Giovedì 25 Aprile 2024

Più dannunziano che banchiere Ma non è servito

Davide

Rondoni

La vera scoperta di ieri è che Draghi non è un banchiere ma una vecchia professoressa di lettere. Il suo discorso duro, ultimativo ai parlamentari e ai loro leader è stato un misto tra stile Ciceroniano e retorica carducciana. L’elenco dei meriti, l’encomio dell’Italia che sembra essersi “desta” grazie allo “spirito repubblicano” e la constatazione dell’amore al suo governo, e “a chiederlo sono soprattutto gli italiani” (anche se non votano o votano in pochi da un po’). La figura retorica più usata, oltre alla evocazione di meriti del governo e delle folle esultanti, è l’iterazione, la ripetizione. Figura retorica difficile da usare senza il rischio di cadere nel trombonismo. Figura che troviamo nella grande poesia dei Salmi, in certe magnetiche terzine di Dante, che pur ci andava accorto, e in certe metafore barocche di Shakespeare. Figura poetica retorica che serve a drammatizzare il discorso, a elevarne il pathos forse oltre la soglia di pathos medesimo implicita nel contenuto.

Ma Draghi l’ha impugnata, nel pieno del discorso, fino all’acme di quella domanda ripetuta, quasi da discorso dannunziano ai propri commilitoni di Fiume “Siete pronti ? Siete pronti ? Siete pronti ?”. Ma di dannunziano in quel Parlamento c’è pochino e dunque anche la “professoressa” ha dovuto cedere i furori carducciani e dannunziani e ripiegare a una prosa più modesta.
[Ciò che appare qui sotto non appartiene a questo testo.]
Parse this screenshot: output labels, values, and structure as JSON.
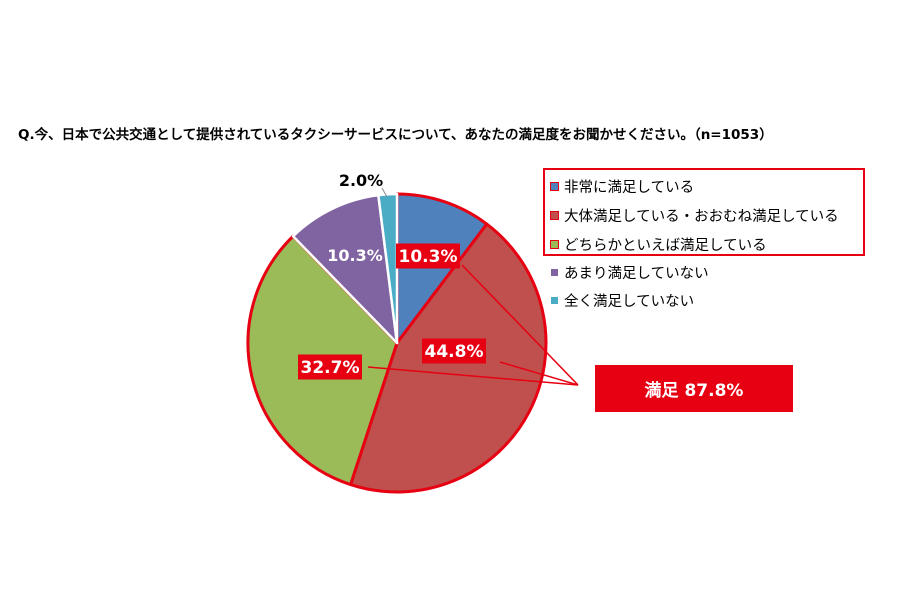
{
  "question": "Q.今、日本で公共交通として提供されているタクシーサービスについて、あなたの満足度をお聞かせください。（n=1053）",
  "chart_data": {
    "type": "pie",
    "title": "",
    "unit": "%",
    "slices": [
      {
        "name": "非常に満足している",
        "value": 10.3,
        "label": "10.3%",
        "color": "#4f81bd",
        "highlight": true
      },
      {
        "name": "大体満足している・おおむね満足している",
        "value": 44.8,
        "label": "44.8%",
        "color": "#c0504d",
        "highlight": true
      },
      {
        "name": "どちらかといえば満足している",
        "value": 32.7,
        "label": "32.7%",
        "color": "#9bbb59",
        "highlight": true
      },
      {
        "name": "あまり満足していない",
        "value": 10.3,
        "label": "10.3%",
        "color": "#8064a2",
        "highlight": false
      },
      {
        "name": "全く満足していない",
        "value": 2.0,
        "label": "2.0%",
        "color": "#4bacc6",
        "highlight": false
      }
    ],
    "legend_position": "right"
  },
  "callout": {
    "text": "満足 87.8%"
  },
  "colors": {
    "highlight_red": "#e60012"
  }
}
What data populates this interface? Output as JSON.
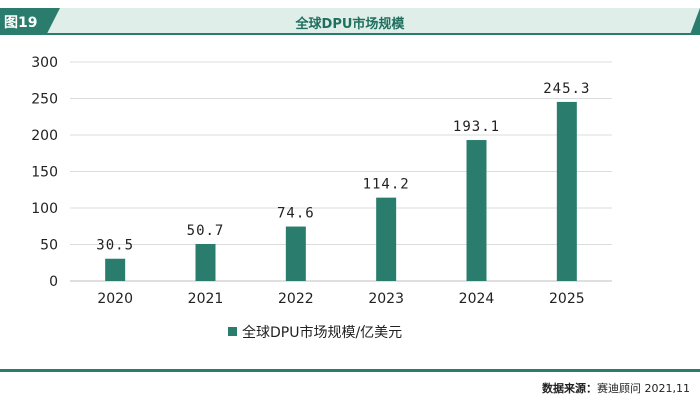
{
  "header": {
    "figure_label": "图19",
    "title": "全球DPU市场规模"
  },
  "colors": {
    "accent": "#2a7d6d",
    "bar": "#2a7d6d",
    "header_bg": "#dfeee9"
  },
  "chart_data": {
    "type": "bar",
    "title": "全球DPU市场规模",
    "categories": [
      "2020",
      "2021",
      "2022",
      "2023",
      "2024",
      "2025"
    ],
    "series": [
      {
        "name": "全球DPU市场规模/亿美元",
        "values": [
          30.5,
          50.7,
          74.6,
          114.2,
          193.1,
          245.3
        ]
      }
    ],
    "data_labels": [
      "30.5",
      "50.7",
      "74.6",
      "114.2",
      "193.1",
      "245.3"
    ],
    "yticks": [
      "0",
      "50",
      "100",
      "150",
      "200",
      "250",
      "300"
    ],
    "ylim": [
      0,
      300
    ],
    "grid": true,
    "legend_position": "bottom"
  },
  "footer": {
    "source_label": "数据来源：",
    "source_text": "赛迪顾问  2021,11"
  }
}
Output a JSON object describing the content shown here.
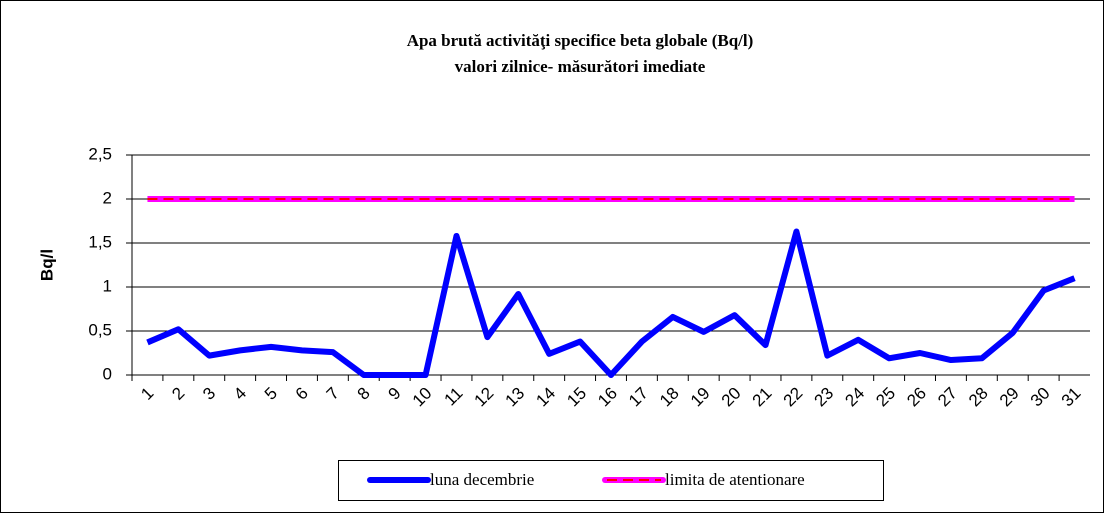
{
  "chart_data": {
    "type": "line",
    "title": "Apa brută activităţi specifice beta globale (Bq/l)",
    "subtitle": "valori zilnice- măsurători imediate",
    "y_label": "Bq/l",
    "categories": [
      "1",
      "2",
      "3",
      "4",
      "5",
      "6",
      "7",
      "8",
      "9",
      "10",
      "11",
      "12",
      "13",
      "14",
      "15",
      "16",
      "17",
      "18",
      "19",
      "20",
      "21",
      "22",
      "23",
      "24",
      "25",
      "26",
      "27",
      "28",
      "29",
      "30",
      "31"
    ],
    "series": [
      {
        "name": "luna decembrie",
        "color": "#0000ff",
        "values": [
          0.37,
          0.52,
          0.22,
          0.28,
          0.32,
          0.28,
          0.26,
          0,
          0,
          0,
          1.58,
          0.43,
          0.92,
          0.24,
          0.38,
          0,
          0.38,
          0.66,
          0.49,
          0.68,
          0.34,
          1.63,
          0.22,
          0.4,
          0.19,
          0.25,
          0.17,
          0.19,
          0.48,
          0.96,
          1.1
        ]
      },
      {
        "name": "limita de atentionare",
        "color": "#ff00ff",
        "dash_color": "#ff0000",
        "values": [
          2,
          2,
          2,
          2,
          2,
          2,
          2,
          2,
          2,
          2,
          2,
          2,
          2,
          2,
          2,
          2,
          2,
          2,
          2,
          2,
          2,
          2,
          2,
          2,
          2,
          2,
          2,
          2,
          2,
          2,
          2
        ]
      }
    ],
    "ylim": [
      0,
      2.5
    ],
    "yticks": [
      0,
      {
        "value": 0.5,
        "label": "0,5"
      },
      1,
      {
        "value": 1.5,
        "label": "1,5"
      },
      2,
      {
        "value": 2.5,
        "label": "2,5"
      }
    ],
    "grid": true,
    "legend": "bottom"
  }
}
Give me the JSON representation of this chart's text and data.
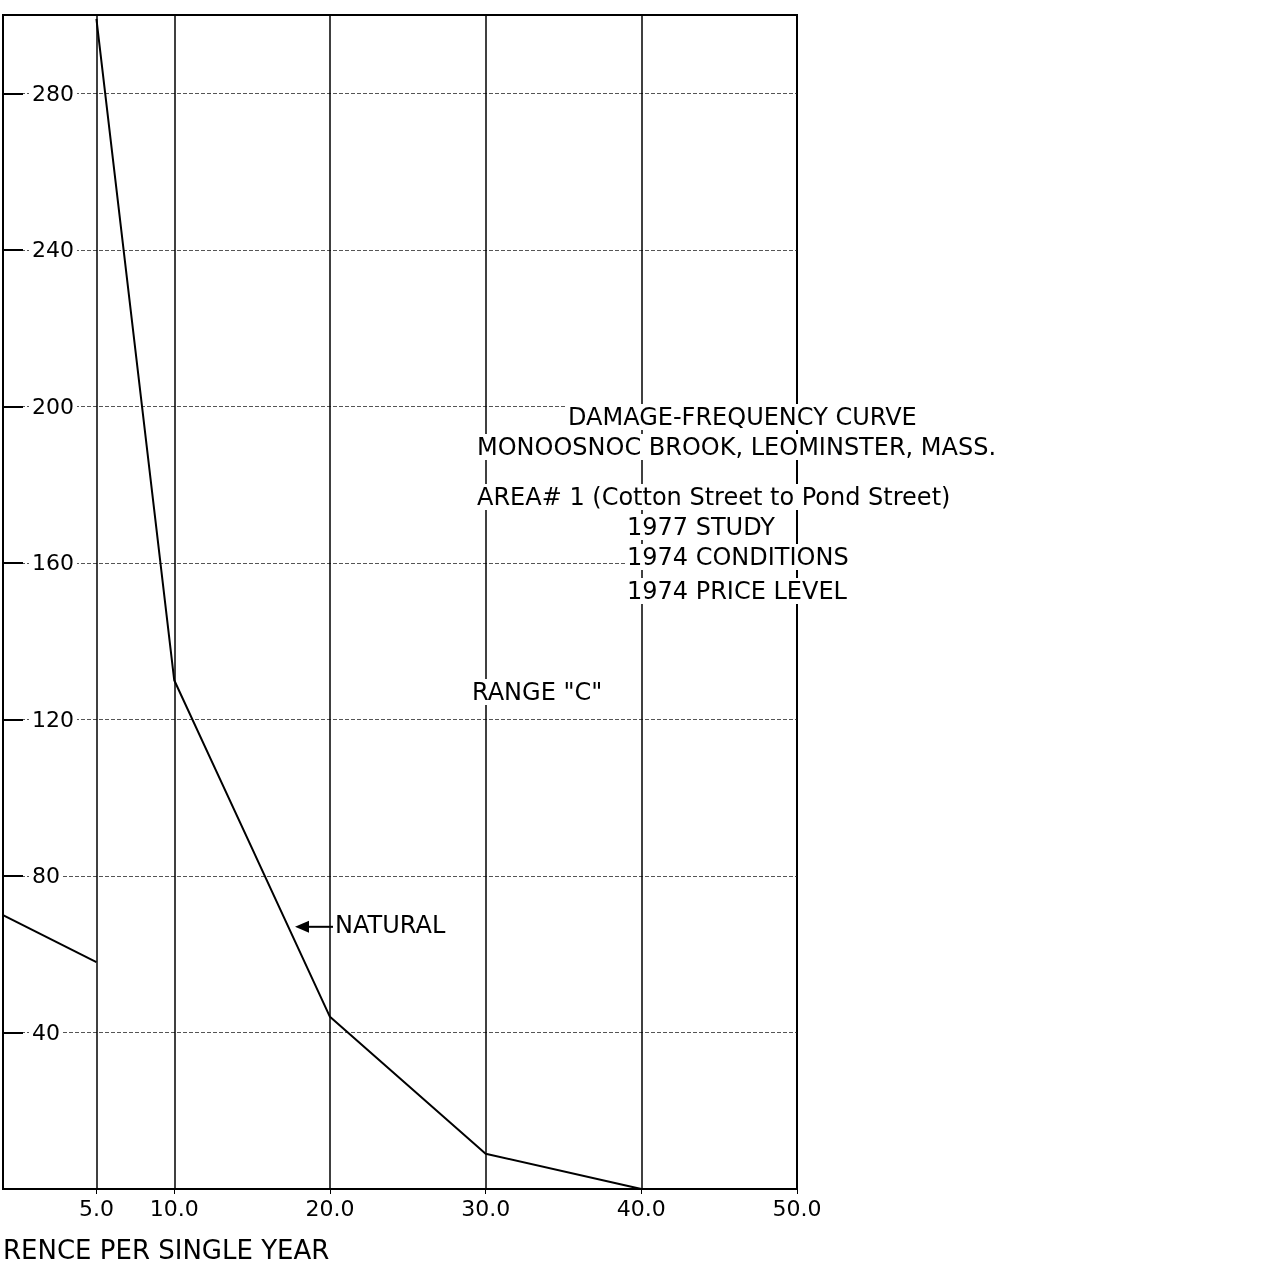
{
  "chart_data": {
    "type": "line",
    "title": "DAMAGE-FREQUENCY CURVE",
    "subtitle": "MONOOSNOC BROOK, LEOMINSTER, MASS.",
    "xlabel": "RENCE PER SINGLE YEAR",
    "annotations": [
      "AREA# 1 (Cotton Street to Pond Street)",
      "1977 STUDY",
      "1974 CONDITIONS",
      "1974 PRICE LEVEL",
      "RANGE \"C\"",
      {
        "text": "NATURAL",
        "x": 17.5,
        "y": 67
      }
    ],
    "series": [
      {
        "name": null,
        "color": "#000000",
        "x": [
          5,
          10,
          20,
          30,
          40
        ],
        "values": [
          299,
          130,
          44,
          9,
          0
        ]
      },
      {
        "name": null,
        "color": "#000000",
        "x": [
          -1,
          5
        ],
        "values": [
          70,
          58
        ]
      }
    ],
    "xlim": [
      -1,
      50
    ],
    "ylim": [
      0,
      300
    ],
    "xticks": [
      {
        "value": 5,
        "label": "5.0"
      },
      {
        "value": 10,
        "label": "10.0"
      },
      {
        "value": 20,
        "label": "20.0"
      },
      {
        "value": 30,
        "label": "30.0"
      },
      {
        "value": 40,
        "label": "40.0"
      },
      {
        "value": 50,
        "label": "50.0"
      }
    ],
    "yticks": [
      40,
      80,
      120,
      160,
      200,
      240,
      280
    ],
    "grid": true,
    "marker": "none",
    "line_style": "solid"
  }
}
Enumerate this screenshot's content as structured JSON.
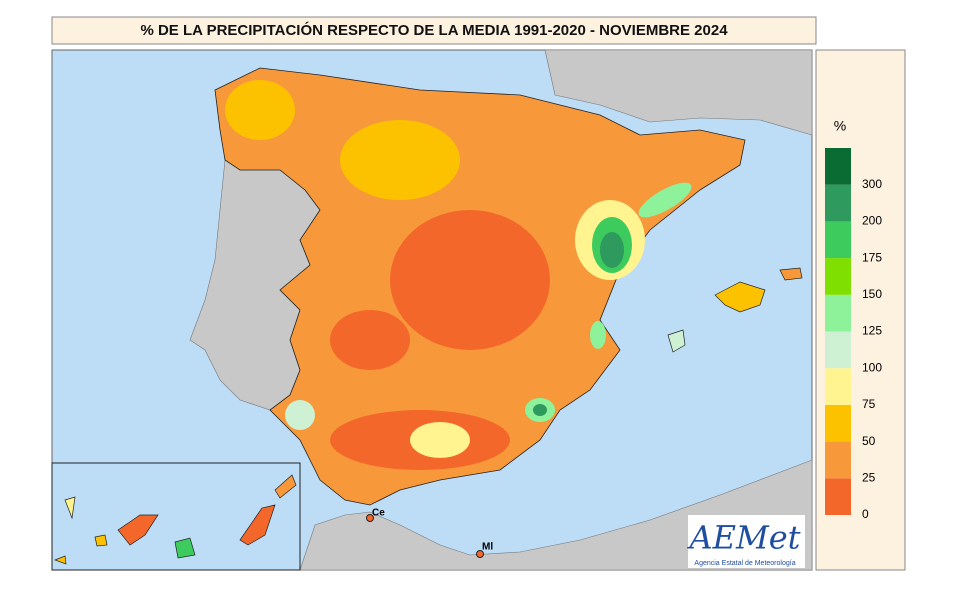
{
  "title": "% DE LA PRECIPITACIÓN RESPECTO DE LA MEDIA 1991-2020 - NOVIEMBRE 2024",
  "legend": {
    "unit": "%",
    "ticks": [
      0,
      25,
      50,
      75,
      100,
      125,
      150,
      175,
      200,
      300
    ],
    "colors": [
      "#f4672a",
      "#f7983a",
      "#fcc200",
      "#fff48f",
      "#cdf1d2",
      "#8ef29b",
      "#7fe000",
      "#3dcb5d",
      "#2e9a5e",
      "#0a6b33"
    ]
  },
  "places": [
    {
      "label": "Ce"
    },
    {
      "label": "Ml"
    }
  ],
  "logo": {
    "text": "AEMet",
    "subtitle": "Agencia Estatal de Meteorología"
  }
}
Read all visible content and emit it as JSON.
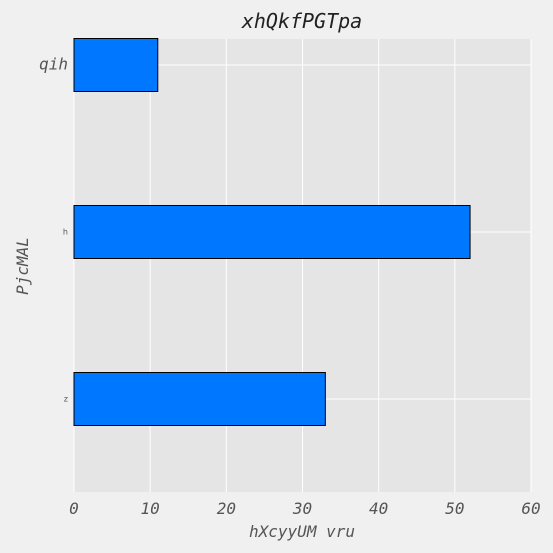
{
  "chart_data": {
    "type": "bar",
    "orientation": "horizontal",
    "title": "xhQkfPGTpa",
    "xlabel": "hXcyyUM vru",
    "ylabel": "PjcMAL",
    "categories": [
      "qih",
      "h",
      "z"
    ],
    "values": [
      11,
      52,
      33
    ],
    "xlim": [
      0,
      60
    ],
    "xticks": [
      "0",
      "10",
      "20",
      "30",
      "40",
      "50",
      "60"
    ],
    "grid": true,
    "bar_color": "#0077ff",
    "bar_edge_color": "#000000",
    "background_color": "#e5e5e5",
    "figure_color": "#f0f0f0"
  }
}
Nel secondo intervento di replica, ha preso la matita rossa in mano e ha voluto rispiegare come dinanzi a alunni non molto “pronti” che lui è democratico parlamentarista, che i colpevoli del caos “superbonus” non sono nel governo ma “loro” (chi ? dei funzionari del Mef? chi? ah funziona la suspence...) e che si poteva votare la risoluzione dell’evergreen Casini, uomo di prosa asciutta, che recitava “La Prof.ssa ha sempre ragione”. Ma gli scolari si sa, anche quando sono deferenti verso le prof., non sempre la pensano così.